Cohere Secures Additional $100M, Partners with AMD, Emphasizes AI Sovereignty for Enterprise Markets
In a significant development, AI model provider Cohere announced on Wednesday that it has secured an additional $100 million, boosting its valuation to $7 billion. This fundraising extension follows an oversubscribed $500 million round in August, which was initially valued at $6.8 billion.
In a unique turn of events, Cohere has partnered with AMD, one of its investors, marking a departure from the recent high-profile partnership between competitor OpenAI and Nvidia, the leading GPU player. Under this agreement, Cohere’s entire suite of Command AI models, including vision, translation, and reasoning models, can now operate on AMD’s Instinct GPU, a strong competitor to Nvidia GPUs. Moreover, AMD will be using Cohere internally as a client. It is important to note that Cohere continues to support Nvidia GPUs beyond this partnership.

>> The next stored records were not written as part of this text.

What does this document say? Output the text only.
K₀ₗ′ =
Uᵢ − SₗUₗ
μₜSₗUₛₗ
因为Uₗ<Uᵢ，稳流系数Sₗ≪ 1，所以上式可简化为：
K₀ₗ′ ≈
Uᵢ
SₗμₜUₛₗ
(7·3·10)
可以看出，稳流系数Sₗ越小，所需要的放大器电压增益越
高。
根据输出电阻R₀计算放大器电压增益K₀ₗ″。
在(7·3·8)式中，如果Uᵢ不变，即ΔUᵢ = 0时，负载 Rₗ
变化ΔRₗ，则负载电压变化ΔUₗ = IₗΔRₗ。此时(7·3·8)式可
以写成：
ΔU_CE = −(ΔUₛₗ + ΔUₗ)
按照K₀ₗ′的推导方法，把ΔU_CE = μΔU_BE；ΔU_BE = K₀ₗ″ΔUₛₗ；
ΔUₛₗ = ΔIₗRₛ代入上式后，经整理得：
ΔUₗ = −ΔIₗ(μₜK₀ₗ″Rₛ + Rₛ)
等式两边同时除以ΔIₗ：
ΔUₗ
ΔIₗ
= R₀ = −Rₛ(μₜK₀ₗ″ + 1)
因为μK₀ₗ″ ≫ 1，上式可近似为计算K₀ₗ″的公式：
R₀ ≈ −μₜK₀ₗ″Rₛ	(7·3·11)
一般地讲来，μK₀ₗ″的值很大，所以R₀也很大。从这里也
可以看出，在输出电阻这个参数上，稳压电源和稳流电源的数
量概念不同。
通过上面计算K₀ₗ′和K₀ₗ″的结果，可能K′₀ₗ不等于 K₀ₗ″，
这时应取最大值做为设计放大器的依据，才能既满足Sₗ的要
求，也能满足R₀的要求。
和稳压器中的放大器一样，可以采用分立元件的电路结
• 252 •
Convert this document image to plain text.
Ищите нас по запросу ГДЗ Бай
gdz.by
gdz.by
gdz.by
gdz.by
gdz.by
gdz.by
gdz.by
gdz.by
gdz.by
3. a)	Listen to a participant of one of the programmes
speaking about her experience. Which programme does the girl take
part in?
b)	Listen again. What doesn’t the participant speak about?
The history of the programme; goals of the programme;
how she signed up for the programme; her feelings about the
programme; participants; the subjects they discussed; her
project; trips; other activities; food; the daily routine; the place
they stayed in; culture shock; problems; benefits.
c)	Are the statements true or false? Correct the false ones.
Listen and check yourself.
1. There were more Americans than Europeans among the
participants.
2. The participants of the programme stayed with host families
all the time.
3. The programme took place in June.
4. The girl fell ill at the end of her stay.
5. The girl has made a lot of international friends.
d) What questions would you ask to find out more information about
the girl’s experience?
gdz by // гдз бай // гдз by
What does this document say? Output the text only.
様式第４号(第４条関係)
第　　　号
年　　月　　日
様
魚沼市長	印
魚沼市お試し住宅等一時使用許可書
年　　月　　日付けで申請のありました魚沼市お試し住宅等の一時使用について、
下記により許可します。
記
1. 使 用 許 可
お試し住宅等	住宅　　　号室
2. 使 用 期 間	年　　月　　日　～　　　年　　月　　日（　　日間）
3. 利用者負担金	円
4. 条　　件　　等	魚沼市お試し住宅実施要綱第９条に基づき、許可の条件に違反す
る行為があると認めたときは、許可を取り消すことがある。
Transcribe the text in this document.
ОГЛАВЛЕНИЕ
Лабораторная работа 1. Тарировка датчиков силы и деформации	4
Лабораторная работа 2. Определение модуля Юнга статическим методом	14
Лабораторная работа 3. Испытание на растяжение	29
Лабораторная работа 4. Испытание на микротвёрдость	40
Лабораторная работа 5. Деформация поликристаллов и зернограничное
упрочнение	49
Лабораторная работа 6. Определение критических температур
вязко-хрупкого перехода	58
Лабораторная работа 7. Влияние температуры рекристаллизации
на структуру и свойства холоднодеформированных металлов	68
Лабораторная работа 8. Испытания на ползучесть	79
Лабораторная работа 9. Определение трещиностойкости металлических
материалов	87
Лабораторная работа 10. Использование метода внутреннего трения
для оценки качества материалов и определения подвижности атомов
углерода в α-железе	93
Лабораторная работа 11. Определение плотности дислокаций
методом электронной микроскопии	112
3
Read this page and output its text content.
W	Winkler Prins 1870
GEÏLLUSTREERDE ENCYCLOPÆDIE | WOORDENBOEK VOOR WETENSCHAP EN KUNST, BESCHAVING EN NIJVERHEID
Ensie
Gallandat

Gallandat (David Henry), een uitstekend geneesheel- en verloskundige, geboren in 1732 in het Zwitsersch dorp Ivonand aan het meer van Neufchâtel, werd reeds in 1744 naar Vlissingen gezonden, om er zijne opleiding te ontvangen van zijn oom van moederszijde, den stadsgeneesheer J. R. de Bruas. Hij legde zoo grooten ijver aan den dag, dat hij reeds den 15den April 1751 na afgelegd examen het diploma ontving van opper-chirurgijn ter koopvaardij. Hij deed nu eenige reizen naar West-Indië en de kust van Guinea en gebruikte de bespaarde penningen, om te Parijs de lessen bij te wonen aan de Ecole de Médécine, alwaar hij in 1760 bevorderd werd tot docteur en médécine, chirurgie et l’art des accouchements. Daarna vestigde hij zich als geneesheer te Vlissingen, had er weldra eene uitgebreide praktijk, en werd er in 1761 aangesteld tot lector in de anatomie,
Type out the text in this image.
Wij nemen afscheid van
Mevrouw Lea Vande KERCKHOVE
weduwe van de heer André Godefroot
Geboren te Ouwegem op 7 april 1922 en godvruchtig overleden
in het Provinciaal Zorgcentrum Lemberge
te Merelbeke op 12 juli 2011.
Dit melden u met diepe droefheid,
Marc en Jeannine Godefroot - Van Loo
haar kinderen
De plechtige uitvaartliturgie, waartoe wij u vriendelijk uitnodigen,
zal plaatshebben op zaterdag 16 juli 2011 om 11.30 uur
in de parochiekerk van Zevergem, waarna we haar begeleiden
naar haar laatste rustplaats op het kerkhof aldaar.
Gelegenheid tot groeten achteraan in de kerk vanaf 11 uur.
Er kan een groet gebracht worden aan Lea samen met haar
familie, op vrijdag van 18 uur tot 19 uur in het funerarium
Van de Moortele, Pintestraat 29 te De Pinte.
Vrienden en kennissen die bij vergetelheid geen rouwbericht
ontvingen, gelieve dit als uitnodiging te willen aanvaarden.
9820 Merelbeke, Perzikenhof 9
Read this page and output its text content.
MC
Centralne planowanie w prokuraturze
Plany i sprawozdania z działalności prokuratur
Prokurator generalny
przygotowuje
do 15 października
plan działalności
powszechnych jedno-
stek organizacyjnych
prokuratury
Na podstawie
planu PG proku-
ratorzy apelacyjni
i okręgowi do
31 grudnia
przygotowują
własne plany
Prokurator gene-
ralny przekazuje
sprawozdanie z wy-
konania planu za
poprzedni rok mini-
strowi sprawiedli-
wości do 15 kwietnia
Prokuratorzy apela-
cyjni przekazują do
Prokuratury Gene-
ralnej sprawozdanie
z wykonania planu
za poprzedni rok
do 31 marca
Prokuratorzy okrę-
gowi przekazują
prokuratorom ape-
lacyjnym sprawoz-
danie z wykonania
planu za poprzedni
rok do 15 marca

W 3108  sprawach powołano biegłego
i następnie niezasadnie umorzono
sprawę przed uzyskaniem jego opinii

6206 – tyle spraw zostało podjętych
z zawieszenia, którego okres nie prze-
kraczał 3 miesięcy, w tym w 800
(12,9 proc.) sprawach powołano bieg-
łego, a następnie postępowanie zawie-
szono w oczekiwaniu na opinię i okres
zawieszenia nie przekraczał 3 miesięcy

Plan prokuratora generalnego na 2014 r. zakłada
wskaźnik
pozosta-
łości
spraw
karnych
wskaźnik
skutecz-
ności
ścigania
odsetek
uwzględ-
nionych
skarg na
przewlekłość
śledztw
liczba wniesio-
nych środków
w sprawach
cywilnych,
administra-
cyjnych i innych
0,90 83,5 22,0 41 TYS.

Established in 2019 by Aidan Gomez, one of the authors of the groundbreaking “Transformer” paper that sparked the modern generative AI boom, Cohere initially stood at the forefront of the AI model race. However, in recent times, it has been overshadowed by the rapid ascent of OpenAI and its closest competitor Anthropic. For instance, OpenAI was reported to be valued at a staggering $500 billion last month, while Anthropic achieved an impressive $183 billion valuation earlier this month.
Despite its current standing, Cohere remains firmly focused on the enterprise market. Its strategy now involves marketing itself to enterprises where data and model sovereignty are paramount, ensuring local control rather than ceding it to foreign entities. In line with this approach, the Business Development Bank of Canada (BDC) and Nexxus Capital Management, known for its Mexico and Iberia funds, were new investors in the latest $100 million round, as per Cohere’s announcement.